Les juges n'ont pas à rechercher, à l'occasion de l'exercice du droit de retrait par un salarié, un manquement de l'employeur à l'une quelconque de ses obligations en matière de sécurité et de préservation de la santé. Le motif raisonnable du salarié de penser que sa vie ou sa santé sont en danger est suffisant et exclut toute retenue sur salaire à l'occasion de l'exercice du droit de retrait.
La cour vérifie ainsi que le salarié avait pu estimer qu'il existait un motif de penser que sa situation de travail présentait un danger, sans être tenue de rechercher si l'employeur avait mis en oeuvre les mesures prescrites par les autorités gouvernementales au regard des connaissances scientifiques et des recommandations nationales. D'ailleurs, le fait que l'employeur respecte les mesures prescrites par les autorités gouvernementales et les recommandations nationales lors d'une pandémie n'exclut pas automatiquement la légitimité du droit de retrait exercé par un salarié. Ainsi, même si l'employeur suit les consignes officielles, un salarié peut estimer que sa situation de travail présente toujours un danger grave et imminent pour sa vie ou sa santé. Dans ce cas, il peut exercer son droit de retrait, à condition de justifier d'un motif raisonnable de penser qu'un tel danger existe.

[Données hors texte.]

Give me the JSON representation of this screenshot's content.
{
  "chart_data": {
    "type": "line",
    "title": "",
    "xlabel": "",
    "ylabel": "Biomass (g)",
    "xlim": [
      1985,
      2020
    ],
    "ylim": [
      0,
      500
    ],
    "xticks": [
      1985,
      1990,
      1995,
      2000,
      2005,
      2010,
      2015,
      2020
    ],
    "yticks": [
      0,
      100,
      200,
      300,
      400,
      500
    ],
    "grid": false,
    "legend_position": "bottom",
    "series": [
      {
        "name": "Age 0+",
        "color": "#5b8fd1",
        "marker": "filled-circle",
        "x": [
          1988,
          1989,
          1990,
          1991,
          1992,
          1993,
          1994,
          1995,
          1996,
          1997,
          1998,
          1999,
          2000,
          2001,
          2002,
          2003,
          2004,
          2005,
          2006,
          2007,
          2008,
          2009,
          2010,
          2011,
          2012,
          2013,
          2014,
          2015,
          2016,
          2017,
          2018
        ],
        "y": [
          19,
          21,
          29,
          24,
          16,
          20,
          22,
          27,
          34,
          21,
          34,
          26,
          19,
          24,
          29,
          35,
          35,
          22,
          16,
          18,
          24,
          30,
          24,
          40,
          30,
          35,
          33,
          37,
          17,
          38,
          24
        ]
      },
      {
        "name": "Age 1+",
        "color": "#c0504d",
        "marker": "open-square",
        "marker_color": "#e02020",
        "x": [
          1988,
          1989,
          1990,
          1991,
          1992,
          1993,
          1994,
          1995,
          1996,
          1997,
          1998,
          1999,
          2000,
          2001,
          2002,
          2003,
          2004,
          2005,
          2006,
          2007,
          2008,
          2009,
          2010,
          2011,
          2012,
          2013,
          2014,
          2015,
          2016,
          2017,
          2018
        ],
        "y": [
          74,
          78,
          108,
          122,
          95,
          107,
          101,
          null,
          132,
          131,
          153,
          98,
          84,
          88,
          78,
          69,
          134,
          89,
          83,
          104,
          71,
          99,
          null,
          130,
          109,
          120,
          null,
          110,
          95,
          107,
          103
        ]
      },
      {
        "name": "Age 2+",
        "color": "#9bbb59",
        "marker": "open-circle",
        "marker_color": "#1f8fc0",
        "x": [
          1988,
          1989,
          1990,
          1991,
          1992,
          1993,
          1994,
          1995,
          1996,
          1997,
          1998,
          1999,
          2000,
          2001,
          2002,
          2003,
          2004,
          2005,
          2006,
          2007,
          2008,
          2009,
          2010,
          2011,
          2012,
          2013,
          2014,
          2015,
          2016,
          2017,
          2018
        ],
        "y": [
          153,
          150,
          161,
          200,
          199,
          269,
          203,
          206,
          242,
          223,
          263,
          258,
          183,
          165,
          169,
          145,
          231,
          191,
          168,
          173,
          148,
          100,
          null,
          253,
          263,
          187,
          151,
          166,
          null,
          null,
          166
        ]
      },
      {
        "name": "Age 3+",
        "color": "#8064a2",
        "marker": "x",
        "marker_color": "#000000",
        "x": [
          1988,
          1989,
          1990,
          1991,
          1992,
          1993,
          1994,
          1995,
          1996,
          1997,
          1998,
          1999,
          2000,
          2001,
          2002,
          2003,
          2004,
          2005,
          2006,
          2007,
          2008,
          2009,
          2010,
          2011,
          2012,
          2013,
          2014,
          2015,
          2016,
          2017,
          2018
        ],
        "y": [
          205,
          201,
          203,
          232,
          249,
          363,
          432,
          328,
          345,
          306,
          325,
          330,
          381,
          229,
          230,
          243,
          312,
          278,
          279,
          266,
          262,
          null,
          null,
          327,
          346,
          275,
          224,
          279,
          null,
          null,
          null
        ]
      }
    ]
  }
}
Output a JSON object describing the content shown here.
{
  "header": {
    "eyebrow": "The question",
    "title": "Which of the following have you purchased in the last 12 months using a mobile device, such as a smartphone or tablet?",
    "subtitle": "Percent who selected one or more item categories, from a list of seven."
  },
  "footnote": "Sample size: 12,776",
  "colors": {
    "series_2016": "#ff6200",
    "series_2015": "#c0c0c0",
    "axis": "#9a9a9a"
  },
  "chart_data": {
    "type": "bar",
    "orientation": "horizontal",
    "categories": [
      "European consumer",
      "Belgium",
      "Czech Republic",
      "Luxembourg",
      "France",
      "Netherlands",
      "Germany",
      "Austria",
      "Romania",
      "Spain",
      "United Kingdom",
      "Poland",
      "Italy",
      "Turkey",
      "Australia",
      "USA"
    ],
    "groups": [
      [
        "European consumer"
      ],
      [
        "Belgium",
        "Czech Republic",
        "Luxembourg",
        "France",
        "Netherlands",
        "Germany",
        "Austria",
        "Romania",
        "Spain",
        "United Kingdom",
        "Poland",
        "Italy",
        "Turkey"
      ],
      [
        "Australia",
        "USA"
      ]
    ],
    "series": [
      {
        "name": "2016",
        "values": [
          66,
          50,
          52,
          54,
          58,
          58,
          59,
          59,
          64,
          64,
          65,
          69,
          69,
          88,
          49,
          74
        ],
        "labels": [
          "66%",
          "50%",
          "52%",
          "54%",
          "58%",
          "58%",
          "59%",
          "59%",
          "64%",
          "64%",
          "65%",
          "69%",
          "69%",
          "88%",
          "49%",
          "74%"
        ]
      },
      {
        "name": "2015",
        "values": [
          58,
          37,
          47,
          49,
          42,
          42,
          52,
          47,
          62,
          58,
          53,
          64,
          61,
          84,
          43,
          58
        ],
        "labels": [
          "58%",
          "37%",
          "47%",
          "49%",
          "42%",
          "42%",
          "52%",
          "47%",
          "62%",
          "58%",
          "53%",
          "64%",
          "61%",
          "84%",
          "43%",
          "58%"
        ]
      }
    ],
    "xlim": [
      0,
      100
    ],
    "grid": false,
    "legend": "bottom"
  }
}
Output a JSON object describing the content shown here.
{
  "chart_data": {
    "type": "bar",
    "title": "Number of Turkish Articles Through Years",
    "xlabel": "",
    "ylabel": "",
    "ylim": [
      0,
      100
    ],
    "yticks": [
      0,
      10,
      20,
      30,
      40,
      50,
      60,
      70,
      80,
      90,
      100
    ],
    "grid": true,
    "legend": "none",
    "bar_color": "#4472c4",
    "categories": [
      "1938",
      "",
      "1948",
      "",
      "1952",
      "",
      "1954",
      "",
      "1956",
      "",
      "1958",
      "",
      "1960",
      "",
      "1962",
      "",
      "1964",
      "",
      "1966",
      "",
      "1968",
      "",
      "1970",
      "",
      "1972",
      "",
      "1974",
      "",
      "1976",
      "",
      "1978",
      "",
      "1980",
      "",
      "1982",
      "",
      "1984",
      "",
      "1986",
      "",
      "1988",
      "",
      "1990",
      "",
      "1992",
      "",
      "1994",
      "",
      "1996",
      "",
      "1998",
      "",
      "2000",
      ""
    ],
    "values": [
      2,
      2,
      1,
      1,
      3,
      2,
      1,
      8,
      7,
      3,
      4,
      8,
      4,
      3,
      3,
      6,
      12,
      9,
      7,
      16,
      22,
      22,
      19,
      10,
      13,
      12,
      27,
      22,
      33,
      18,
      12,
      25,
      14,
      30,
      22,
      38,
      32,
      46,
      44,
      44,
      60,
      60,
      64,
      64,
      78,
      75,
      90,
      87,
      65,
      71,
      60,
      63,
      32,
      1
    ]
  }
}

Le 18 mars 2020, dans le contexte sanitaire de la pandémie de covid-19 et d'incertitudes et d'interrogations sur les modes de transmission du virus, le comité d'hygiène, de sécurité et des conditions de travail (le CHSCT) avait alerté l'employeur de l'existence d'un danger grave et imminent au sein de l'établissement, une réunion extraordinaire du CSEE s'étant tenue, les élus considérant que plusieurs mesures de prévention n'étaient pas appliquées ou ne pouvaient être appliquées, telles la distanciation sur certaines lignes d'assemblage avec passage des pièces et de nettoyage des portes. Une réunion exceptionnelle du CSSCT s'est déroulée le 20 mars 2020.
Des pièces versées à la procédure il apparaît que la société a maintenu la production sur son site alors que les intérimaires et le personnel chargé de l'entretien ne disposaient pas de masques avant le 23 mars 2020 et que les salariés de la société n'en avaient qu'un à disposition par jour, que les contrôles de températures effectifs à partir du 16 mars n'étaient pas effectués de façon satisfaisante puisqu'en cas de dépassement il était demandé au salarié concerné d'attendre un moment à l'ombre et de repasser plusieurs fois si nécessaire.
L'inspection du travail a indiqué pour la période comprise entre les 25 et 27 mars 2020 qu'il serait opportun de porter des gants de protection pour le passage des pièces de mains en mains, de vérifier la température des personnes à l'entreprise circulant dans l'usine, ajoutant qu'un masque devait être changé après 4 heures pour être efficace. Dans son rapport détaillé du 6 mai 2020 elle liste les mesures qui seraient nécessaires pour assurer la protection des salariés sur les lignes de production par nettoyage des écrans tactiles, claviers et souris d'ordinateurs mais aussi des locaux annexes comme le réfectoire, le vestiaire et les sanitaires.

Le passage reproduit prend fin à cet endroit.